Last week, PARISTEXASLA debuted ​Interior/Exterior​, the first solo exhibition by Brooklyn-based artist Darryl Westly. Inspired by internet culture and ever-shifting ‘ways of seeing,’ Westly’s hyperrealistic oil on canvas works meditate on the newest lens through which representation and identity are presented. 

Camelia 40x30

Disrupted space, disjointed landscapes, and pixelated environments inform Westly’s unique painting style as he examines culture and ethnicity as seen through our hand-held screens.
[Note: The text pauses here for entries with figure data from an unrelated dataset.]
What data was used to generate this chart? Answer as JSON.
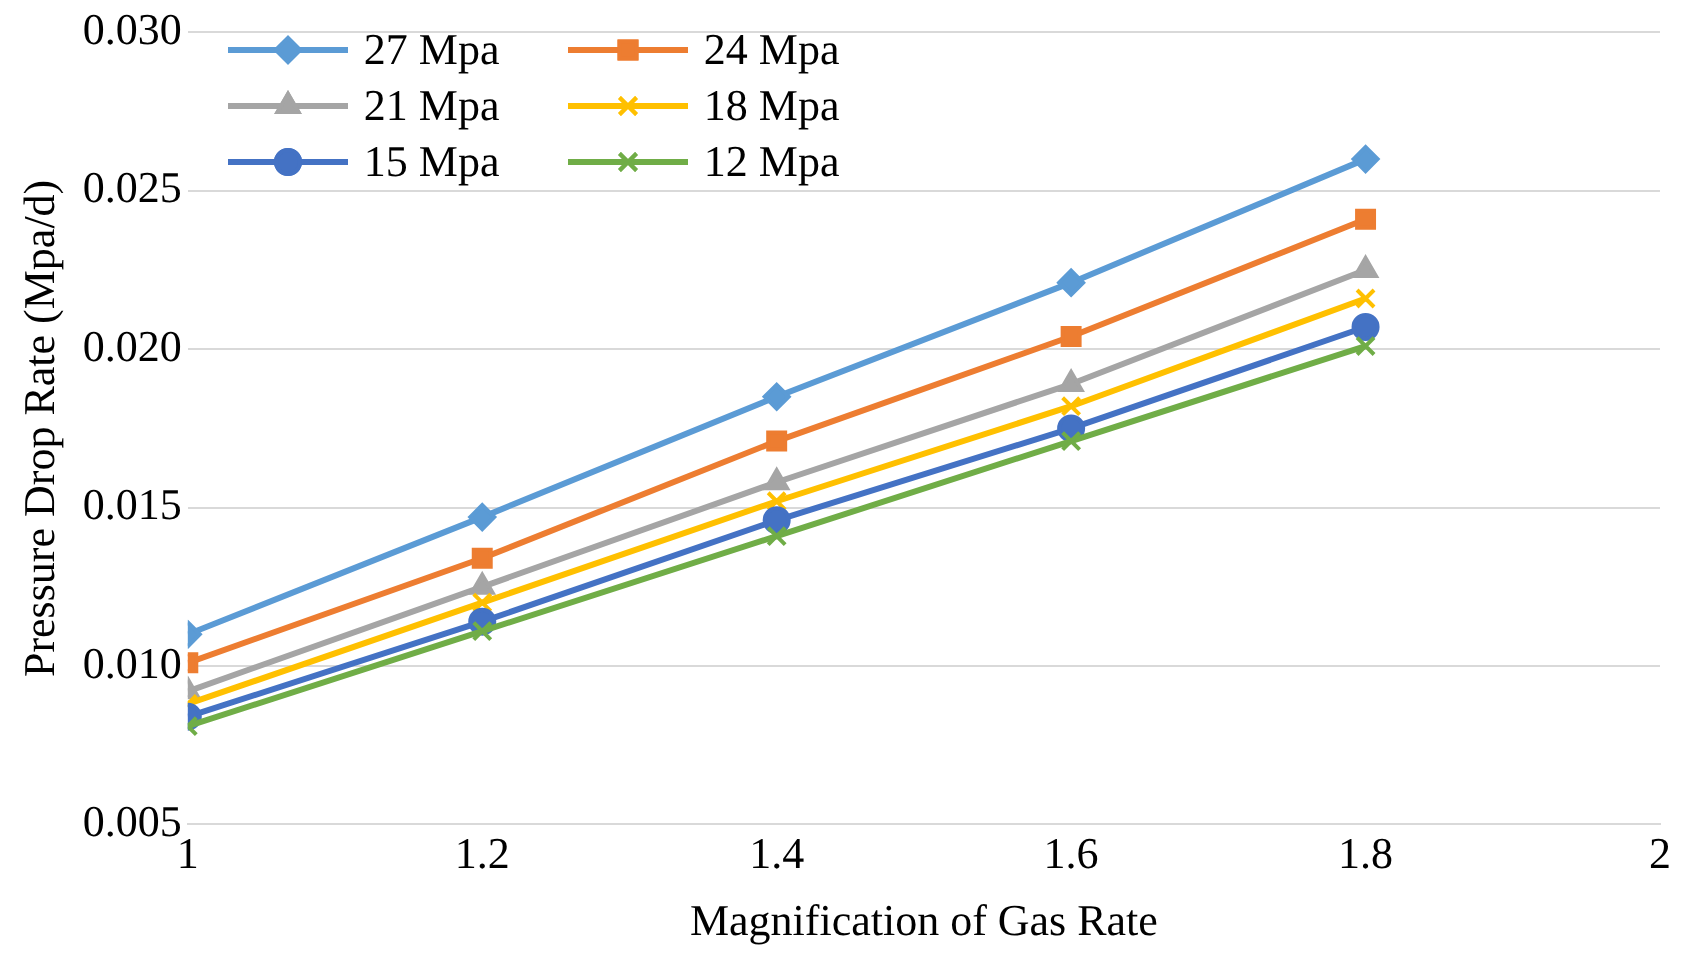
{
  "chart_data": {
    "type": "line",
    "xlabel": "Magnification of Gas Rate",
    "ylabel": "Pressure Drop Rate (Mpa/d)",
    "x": [
      1,
      1.2,
      1.4,
      1.6,
      1.8
    ],
    "xlim": [
      1,
      2
    ],
    "xticks": [
      1,
      1.2,
      1.4,
      1.6,
      1.8,
      2
    ],
    "ylim": [
      0.005,
      0.03
    ],
    "yticks": [
      {
        "value": 0.005,
        "label": "0.005"
      },
      {
        "value": 0.01,
        "label": "0.010"
      },
      {
        "value": 0.015,
        "label": "0.015"
      },
      {
        "value": 0.02,
        "label": "0.020"
      },
      {
        "value": 0.025,
        "label": "0.025"
      },
      {
        "value": 0.03,
        "label": "0.030"
      }
    ],
    "grid": "y",
    "legend": "top left",
    "line_style": "solid",
    "series": [
      {
        "name": "27 Mpa",
        "color": "#5b9bd5",
        "marker": "diamond",
        "values": [
          0.011,
          0.0147,
          0.0185,
          0.0221,
          0.026
        ]
      },
      {
        "name": "24 Mpa",
        "color": "#ed7d31",
        "marker": "square",
        "values": [
          0.0101,
          0.0134,
          0.0171,
          0.0204,
          0.0241
        ]
      },
      {
        "name": "21 Mpa",
        "color": "#a5a5a5",
        "marker": "triangle",
        "values": [
          0.0092,
          0.0125,
          0.0158,
          0.0189,
          0.0225
        ]
      },
      {
        "name": "18 Mpa",
        "color": "#ffc000",
        "marker": "cross",
        "values": [
          0.0088,
          0.012,
          0.0152,
          0.0182,
          0.0216
        ]
      },
      {
        "name": "15 Mpa",
        "color": "#4472c4",
        "marker": "circle",
        "values": [
          0.0084,
          0.0114,
          0.0146,
          0.0175,
          0.0207
        ]
      },
      {
        "name": "12 Mpa",
        "color": "#70ad47",
        "marker": "cross",
        "values": [
          0.0081,
          0.0111,
          0.0141,
          0.0171,
          0.0201
        ]
      }
    ]
  }
}
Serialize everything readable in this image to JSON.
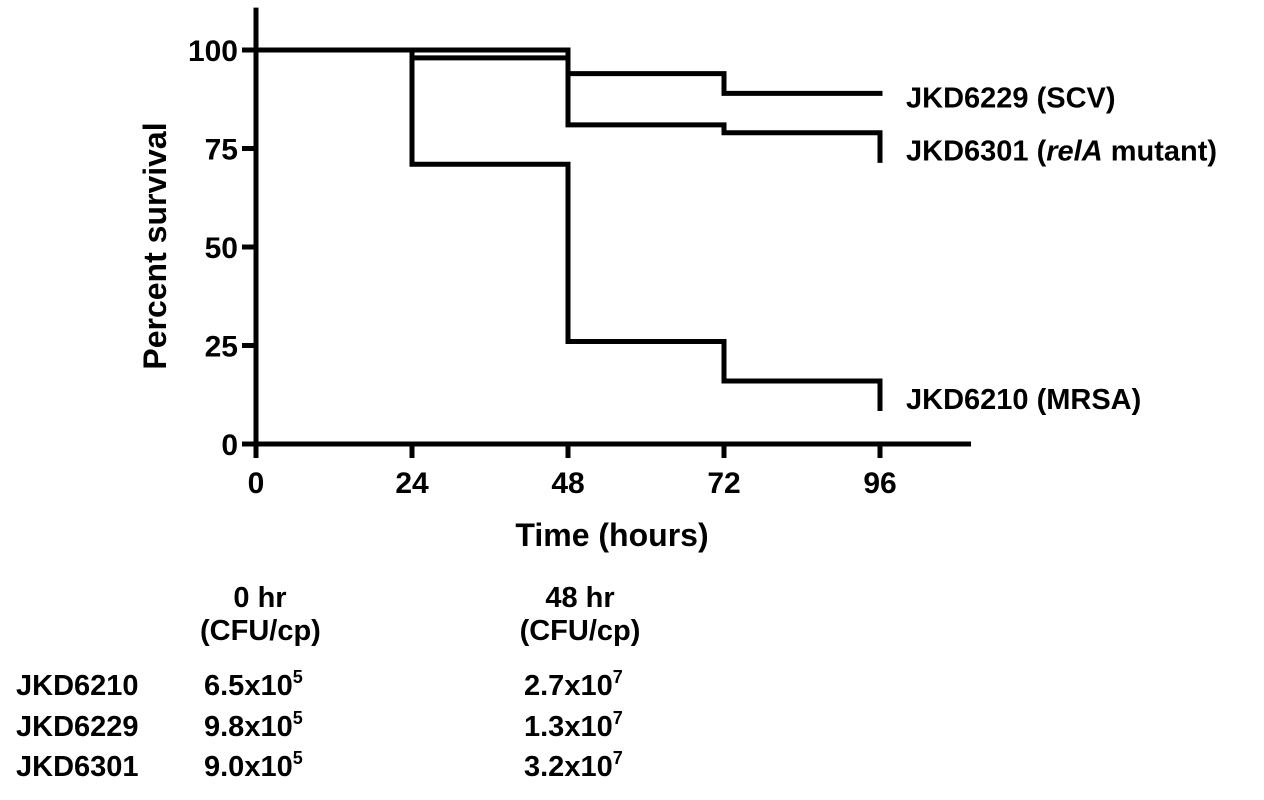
{
  "chart_data": {
    "type": "line",
    "subtype": "kaplan-meier step",
    "xlabel": "Time (hours)",
    "ylabel": "Percent survival",
    "xlim": [
      0,
      110
    ],
    "ylim": [
      0,
      110
    ],
    "xticks": [
      0,
      24,
      48,
      72,
      96
    ],
    "yticks": [
      0,
      25,
      50,
      75,
      100
    ],
    "grid": false,
    "series": [
      {
        "name": "JKD6229 (SCV)",
        "label_parts": [
          {
            "text": "JKD6229 (SCV)",
            "italic": false
          }
        ],
        "x": [
          0,
          24,
          48,
          72,
          96
        ],
        "y": [
          100,
          100,
          94,
          89,
          89
        ]
      },
      {
        "name": "JKD6301 (relA mutant)",
        "label_parts": [
          {
            "text": "JKD6301 (",
            "italic": false
          },
          {
            "text": "relA",
            "italic": true
          },
          {
            "text": " mutant)",
            "italic": false
          }
        ],
        "x": [
          0,
          24,
          48,
          72,
          96
        ],
        "y": [
          100,
          98,
          81,
          79,
          72
        ]
      },
      {
        "name": "JKD6210 (MRSA)",
        "label_parts": [
          {
            "text": "JKD6210 (MRSA)",
            "italic": false
          }
        ],
        "x": [
          0,
          24,
          48,
          72,
          96
        ],
        "y": [
          100,
          71,
          26,
          16,
          9
        ]
      }
    ]
  },
  "table": {
    "col0": {
      "line1": "0 hr",
      "line2": "(CFU/cp)"
    },
    "col1": {
      "line1": "48 hr",
      "line2": "(CFU/cp)"
    },
    "rows": [
      {
        "strain": "JKD6210",
        "v0": "6.5x10",
        "e0": "5",
        "v1": "2.7x10",
        "e1": "7"
      },
      {
        "strain": "JKD6229",
        "v0": "9.8x10",
        "e0": "5",
        "v1": "1.3x10",
        "e1": "7"
      },
      {
        "strain": "JKD6301",
        "v0": "9.0x10",
        "e0": "5",
        "v1": "3.2x10",
        "e1": "7"
      }
    ]
  }
}
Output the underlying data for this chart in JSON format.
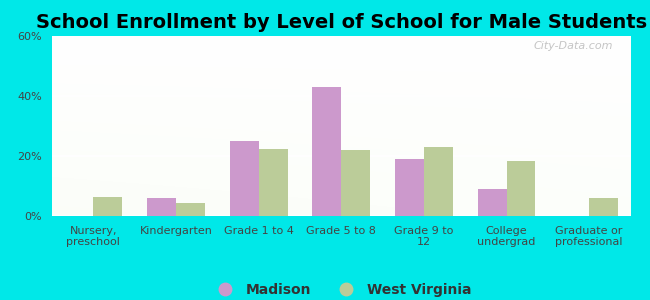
{
  "title": "School Enrollment by Level of School for Male Students",
  "categories": [
    "Nursery,\npreschool",
    "Kindergarten",
    "Grade 1 to 4",
    "Grade 5 to 8",
    "Grade 9 to\n12",
    "College\nundergrad",
    "Graduate or\nprofessional"
  ],
  "madison": [
    0.0,
    6.0,
    25.0,
    43.0,
    19.0,
    9.0,
    0.0
  ],
  "west_virginia": [
    6.5,
    4.5,
    22.5,
    22.0,
    23.0,
    18.5,
    6.0
  ],
  "madison_color": "#cc99cc",
  "wv_color": "#bbcc99",
  "bg_outer": "#00e8e8",
  "ylim": [
    0,
    60
  ],
  "yticks": [
    0,
    20,
    40,
    60
  ],
  "ytick_labels": [
    "0%",
    "20%",
    "40%",
    "60%"
  ],
  "bar_width": 0.35,
  "legend_madison": "Madison",
  "legend_wv": "West Virginia",
  "title_fontsize": 14,
  "tick_fontsize": 8,
  "legend_fontsize": 10,
  "watermark": "City-Data.com"
}
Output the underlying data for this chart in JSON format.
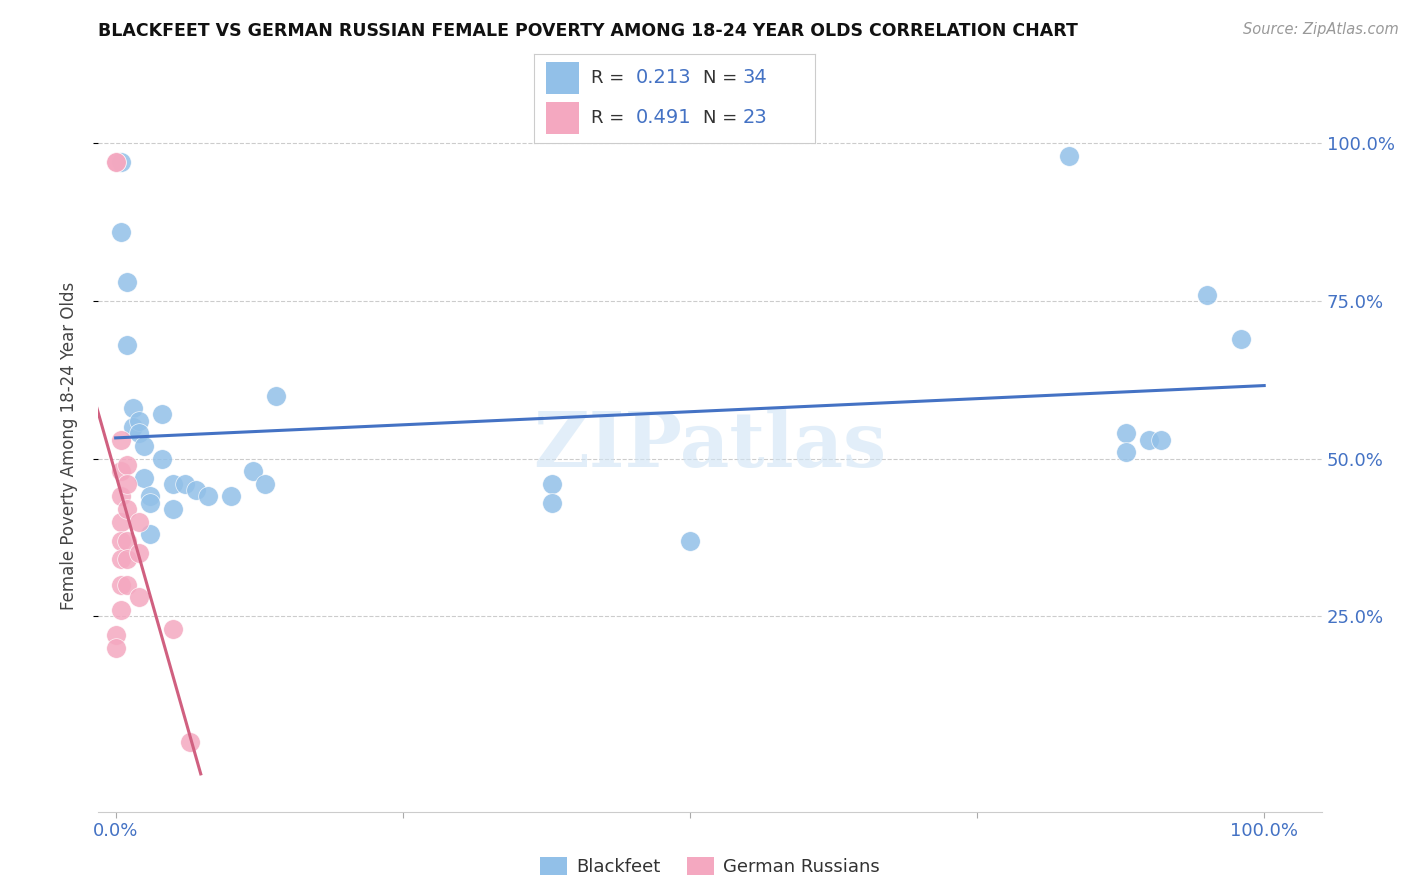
{
  "title": "BLACKFEET VS GERMAN RUSSIAN FEMALE POVERTY AMONG 18-24 YEAR OLDS CORRELATION CHART",
  "source": "Source: ZipAtlas.com",
  "ylabel": "Female Poverty Among 18-24 Year Olds",
  "xlim": [
    -0.015,
    1.05
  ],
  "ylim": [
    -0.06,
    1.1
  ],
  "xticks": [
    0.0,
    0.25,
    0.5,
    0.75,
    1.0
  ],
  "yticks": [
    0.25,
    0.5,
    0.75,
    1.0
  ],
  "ytick_labels": [
    "25.0%",
    "50.0%",
    "75.0%",
    "100.0%"
  ],
  "blackfeet_color": "#92C0E8",
  "german_color": "#F4A8C0",
  "trend_blue": "#4472C4",
  "trend_pink": "#D06080",
  "watermark": "ZIPatlas",
  "legend_R_blue": "0.213",
  "legend_N_blue": "34",
  "legend_R_pink": "0.491",
  "legend_N_pink": "23",
  "blackfeet_x": [
    0.005,
    0.005,
    0.01,
    0.01,
    0.015,
    0.015,
    0.02,
    0.02,
    0.025,
    0.025,
    0.03,
    0.03,
    0.03,
    0.04,
    0.04,
    0.05,
    0.05,
    0.06,
    0.07,
    0.08,
    0.1,
    0.12,
    0.13,
    0.14,
    0.38,
    0.38,
    0.5,
    0.83,
    0.88,
    0.88,
    0.9,
    0.91,
    0.95,
    0.98
  ],
  "blackfeet_y": [
    0.86,
    0.97,
    0.78,
    0.68,
    0.58,
    0.55,
    0.56,
    0.54,
    0.52,
    0.47,
    0.44,
    0.43,
    0.38,
    0.57,
    0.5,
    0.46,
    0.42,
    0.46,
    0.45,
    0.44,
    0.44,
    0.48,
    0.46,
    0.6,
    0.46,
    0.43,
    0.37,
    0.98,
    0.54,
    0.51,
    0.53,
    0.53,
    0.76,
    0.69
  ],
  "german_x": [
    0.0,
    0.0,
    0.0,
    0.0,
    0.005,
    0.005,
    0.005,
    0.005,
    0.005,
    0.005,
    0.005,
    0.005,
    0.01,
    0.01,
    0.01,
    0.01,
    0.01,
    0.01,
    0.02,
    0.02,
    0.02,
    0.05,
    0.065
  ],
  "german_y": [
    0.97,
    0.97,
    0.22,
    0.2,
    0.53,
    0.48,
    0.44,
    0.4,
    0.37,
    0.34,
    0.3,
    0.26,
    0.49,
    0.46,
    0.42,
    0.37,
    0.34,
    0.3,
    0.4,
    0.35,
    0.28,
    0.23,
    0.05
  ]
}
Using a signature layered aesthetic, he melds the mental and the physical, historical elements and present-day tropes, reality and performance of the self; all boundaries become blurred.

Up close, his large-scale paintings appear to be an abstraction of colorful liquescent shapes. Upon closer examination, the forms assemble into recognizable moments in history, absorbed into contemporary scenes of idealistic “pics” referencing selfie and FOMO culture. As the line between reality and fiction becomes thinner, Westly wants us to embrace the mess and grow to love and understand a newfound ambivalence.


In his Odalisque paintings, beautiful women ​cuddle Hello Kitty plush toys in part art-historical reference, part curated post. In other scenes, a family-friendly patio table is set before a porn-site pop-up window and a Greco-Roman muse teeters before a Ricci-esque African chambermaid, both floating in timeless and jumbled pixelated space. Chandeliers and flowers appear as signifiers of false opulence while hints of blue sky and greenery attempt to break through the internet takeover, reminding that there is a world beyond the screen.

“Westly's work alludes to a mental space, most likely on a screen reflecting back at you, which compounds into a physical space, such as a list of handwritten hashtags or an intimate selfie snapped in some exotic bathroom beyond. That place between one’s mind and body is the vortex of the show.” –​Hilde Lynn Helphenstein, Director,​ ​PARIS​TEXAS​LA

Darryl Westly's Interior/Exterior is on view through December 21, 2019.